If labor support for Obama manifests itself at the polls, it could shake up the demographics of the race in a potentially decisive way. To this point, Hillary Clinton has won a majority of voters without college degrees, and those with incomes under $50,000. If Obama can add union households to his coalition of African-Americans and affluent white voters, he could have an advantage in nearly every state that remains on the primary calendar.
Last night, as soon as the polls in Virginia closed, Barack Obama was instantly declared the winner. For the people on the news, independent voters immediately became the first topic for discussion.
Thirteen states have open primaries, and Virginia is one of them. When voters in the Commonwealth show up at the polls, they are simply asked to declare which party’s ballot they’d like to cast. Once they vote, they put a card indicating their party preference in a basket on the way out the door.
Last night, according to the exit polls, Independents made up 22 percent of the Democratic voters in Virginia, and Obama won 69 percent of them.
But in a lot of states, calculating Independent support just isn’t that simple.
The networks projected Obama to win the Maryland primary just seconds after the polls in that state closed as well. But Maryland’s primary is completely different — it is closed, and you must be a registered Democrat to get a Democratic ballot. That said, the exit polls still have 13 percent of the Democratic voters describing themselves as Independents, and once again, Obama won that demographic–62/27. What’s with the discrepancy?
In every state that has a primary, there’s a question of whether it’s open or closed. Most states are like Maryland and hold closed primaries that require that you be registered with a party to get that party’s ballot.
Even if a state does allow independents to vote in the primary, there’s a question of whether the primary is actually open — like Virginia — or open with party registration. In Iowa, for example, Independents and Republicans are welcome to vote in the Democratic caucus, but to do so, they must switch their party registration on site.

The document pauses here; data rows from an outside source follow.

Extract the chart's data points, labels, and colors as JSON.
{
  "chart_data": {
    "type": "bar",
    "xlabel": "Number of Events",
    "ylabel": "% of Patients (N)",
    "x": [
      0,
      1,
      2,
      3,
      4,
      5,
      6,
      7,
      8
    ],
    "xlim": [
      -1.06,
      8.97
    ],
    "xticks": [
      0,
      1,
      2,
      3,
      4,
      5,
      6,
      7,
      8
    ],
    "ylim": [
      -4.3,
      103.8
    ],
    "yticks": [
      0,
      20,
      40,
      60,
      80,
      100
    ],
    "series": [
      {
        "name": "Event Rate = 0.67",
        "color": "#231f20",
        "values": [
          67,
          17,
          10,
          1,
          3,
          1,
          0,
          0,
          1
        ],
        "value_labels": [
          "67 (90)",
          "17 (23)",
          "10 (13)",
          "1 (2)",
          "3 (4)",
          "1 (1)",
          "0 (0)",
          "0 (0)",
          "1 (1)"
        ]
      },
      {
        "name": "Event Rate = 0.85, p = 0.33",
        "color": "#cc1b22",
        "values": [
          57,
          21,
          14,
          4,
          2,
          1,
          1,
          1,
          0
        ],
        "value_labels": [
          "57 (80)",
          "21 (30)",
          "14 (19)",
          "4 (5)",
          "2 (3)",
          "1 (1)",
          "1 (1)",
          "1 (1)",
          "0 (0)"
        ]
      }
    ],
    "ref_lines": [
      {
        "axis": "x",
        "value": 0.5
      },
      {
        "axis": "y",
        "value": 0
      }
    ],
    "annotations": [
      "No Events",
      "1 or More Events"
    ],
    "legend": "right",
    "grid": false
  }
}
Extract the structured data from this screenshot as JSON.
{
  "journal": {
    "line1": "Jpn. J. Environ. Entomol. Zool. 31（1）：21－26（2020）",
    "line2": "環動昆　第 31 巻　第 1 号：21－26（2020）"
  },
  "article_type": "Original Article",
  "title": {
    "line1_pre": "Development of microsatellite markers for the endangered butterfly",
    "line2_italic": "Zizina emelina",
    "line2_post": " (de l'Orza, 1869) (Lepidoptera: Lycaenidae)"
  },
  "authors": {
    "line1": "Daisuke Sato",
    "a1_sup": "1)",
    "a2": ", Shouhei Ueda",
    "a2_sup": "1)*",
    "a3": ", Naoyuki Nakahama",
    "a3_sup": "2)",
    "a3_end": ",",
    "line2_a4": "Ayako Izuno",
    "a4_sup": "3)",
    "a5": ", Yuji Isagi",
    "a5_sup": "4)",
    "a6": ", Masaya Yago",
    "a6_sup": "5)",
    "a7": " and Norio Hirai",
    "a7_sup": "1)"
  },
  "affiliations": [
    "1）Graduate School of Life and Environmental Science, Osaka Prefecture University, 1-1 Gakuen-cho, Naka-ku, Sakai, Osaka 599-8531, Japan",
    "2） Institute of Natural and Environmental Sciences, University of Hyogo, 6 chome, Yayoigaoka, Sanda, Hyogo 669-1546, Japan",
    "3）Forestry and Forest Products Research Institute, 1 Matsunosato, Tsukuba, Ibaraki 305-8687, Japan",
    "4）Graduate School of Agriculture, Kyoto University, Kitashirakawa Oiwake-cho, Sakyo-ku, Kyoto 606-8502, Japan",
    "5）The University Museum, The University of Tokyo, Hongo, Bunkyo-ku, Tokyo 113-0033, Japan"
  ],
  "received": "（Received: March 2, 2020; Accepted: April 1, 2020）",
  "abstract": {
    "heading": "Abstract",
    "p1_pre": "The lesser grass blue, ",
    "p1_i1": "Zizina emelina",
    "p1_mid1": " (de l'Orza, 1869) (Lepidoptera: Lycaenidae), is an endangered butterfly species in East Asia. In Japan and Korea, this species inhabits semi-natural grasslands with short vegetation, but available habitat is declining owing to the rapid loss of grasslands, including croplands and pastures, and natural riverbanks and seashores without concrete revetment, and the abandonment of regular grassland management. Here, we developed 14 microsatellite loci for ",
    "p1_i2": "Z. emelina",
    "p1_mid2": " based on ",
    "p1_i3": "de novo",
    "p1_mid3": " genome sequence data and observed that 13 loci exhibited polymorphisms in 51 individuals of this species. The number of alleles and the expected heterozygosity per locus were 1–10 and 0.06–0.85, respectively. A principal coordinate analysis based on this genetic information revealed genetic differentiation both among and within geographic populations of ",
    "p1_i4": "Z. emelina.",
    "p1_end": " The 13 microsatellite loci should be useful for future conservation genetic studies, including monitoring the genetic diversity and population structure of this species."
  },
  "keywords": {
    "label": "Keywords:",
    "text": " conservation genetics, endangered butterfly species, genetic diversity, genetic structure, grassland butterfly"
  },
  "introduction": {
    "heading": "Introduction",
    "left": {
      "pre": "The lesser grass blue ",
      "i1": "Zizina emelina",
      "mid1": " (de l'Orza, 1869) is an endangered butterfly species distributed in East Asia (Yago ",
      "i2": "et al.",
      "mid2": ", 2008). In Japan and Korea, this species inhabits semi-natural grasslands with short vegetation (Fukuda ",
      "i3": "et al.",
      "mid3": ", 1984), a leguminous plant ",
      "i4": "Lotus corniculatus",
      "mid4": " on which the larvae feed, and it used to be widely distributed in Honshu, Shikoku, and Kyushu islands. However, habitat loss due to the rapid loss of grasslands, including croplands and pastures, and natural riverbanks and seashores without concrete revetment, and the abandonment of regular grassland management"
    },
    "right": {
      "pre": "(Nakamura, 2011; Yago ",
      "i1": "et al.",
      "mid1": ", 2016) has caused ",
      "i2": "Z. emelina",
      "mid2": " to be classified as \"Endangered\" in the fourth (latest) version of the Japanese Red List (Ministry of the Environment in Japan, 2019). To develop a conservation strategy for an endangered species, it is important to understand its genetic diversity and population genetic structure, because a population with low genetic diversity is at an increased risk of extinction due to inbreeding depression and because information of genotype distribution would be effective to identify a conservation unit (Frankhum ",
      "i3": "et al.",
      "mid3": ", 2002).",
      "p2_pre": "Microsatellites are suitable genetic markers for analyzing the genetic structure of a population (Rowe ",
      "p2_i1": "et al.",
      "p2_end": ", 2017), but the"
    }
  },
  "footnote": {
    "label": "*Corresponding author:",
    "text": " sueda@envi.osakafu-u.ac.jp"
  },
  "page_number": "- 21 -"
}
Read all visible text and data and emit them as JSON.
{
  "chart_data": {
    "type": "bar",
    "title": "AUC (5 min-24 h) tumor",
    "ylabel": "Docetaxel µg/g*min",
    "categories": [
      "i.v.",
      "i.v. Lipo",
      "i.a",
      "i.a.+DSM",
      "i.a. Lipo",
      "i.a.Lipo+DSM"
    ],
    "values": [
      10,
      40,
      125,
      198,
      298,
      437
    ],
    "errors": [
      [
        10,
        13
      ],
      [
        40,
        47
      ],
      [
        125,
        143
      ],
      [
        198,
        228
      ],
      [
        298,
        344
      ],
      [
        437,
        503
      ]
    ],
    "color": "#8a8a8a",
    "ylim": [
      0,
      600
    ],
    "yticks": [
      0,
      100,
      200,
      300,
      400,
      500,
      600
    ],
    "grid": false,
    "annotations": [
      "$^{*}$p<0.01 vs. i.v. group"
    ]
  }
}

Finally, we get to the situation last night. In Maryland, as in most states, there is an important difference between registered Independents and self-described independents.
Registered Independents are unaffiliated with both the GOP or the Democratic party, and in a closed primary, they’re only given a ballot for any nonpartisan races that happen to be contested.
Self-described independents are people who register with a party, but for whatever reason, don’t think of themselves as Republicans or Democrats.
My Dad, for instance, has been a registered Democrat his entire life. He’s a regular primary voter. But in the general election, he’s not voted for a Democratic presidential candidate since Jimmy Carter or a Democratic senatorial candidate since Terry Sanford. The reason he doesn’t bite the bullet and switch parties? Because in our part of North Carolina, nearly every local elected office is held by a Democrat, and most of the state elected offices are too. He calls himself an independent, but if he wants any say at all in the electoral process, it’s got to be with the party of Jefferson.
On Election Night, there’s certainly merit in discussing which candidates have a bit of crossover appeal. Indeed, when Obama and McCain talk about electability, their primary performance among indies is certainly part of the equation. But some precision is in order. Independents are not always who we think they are.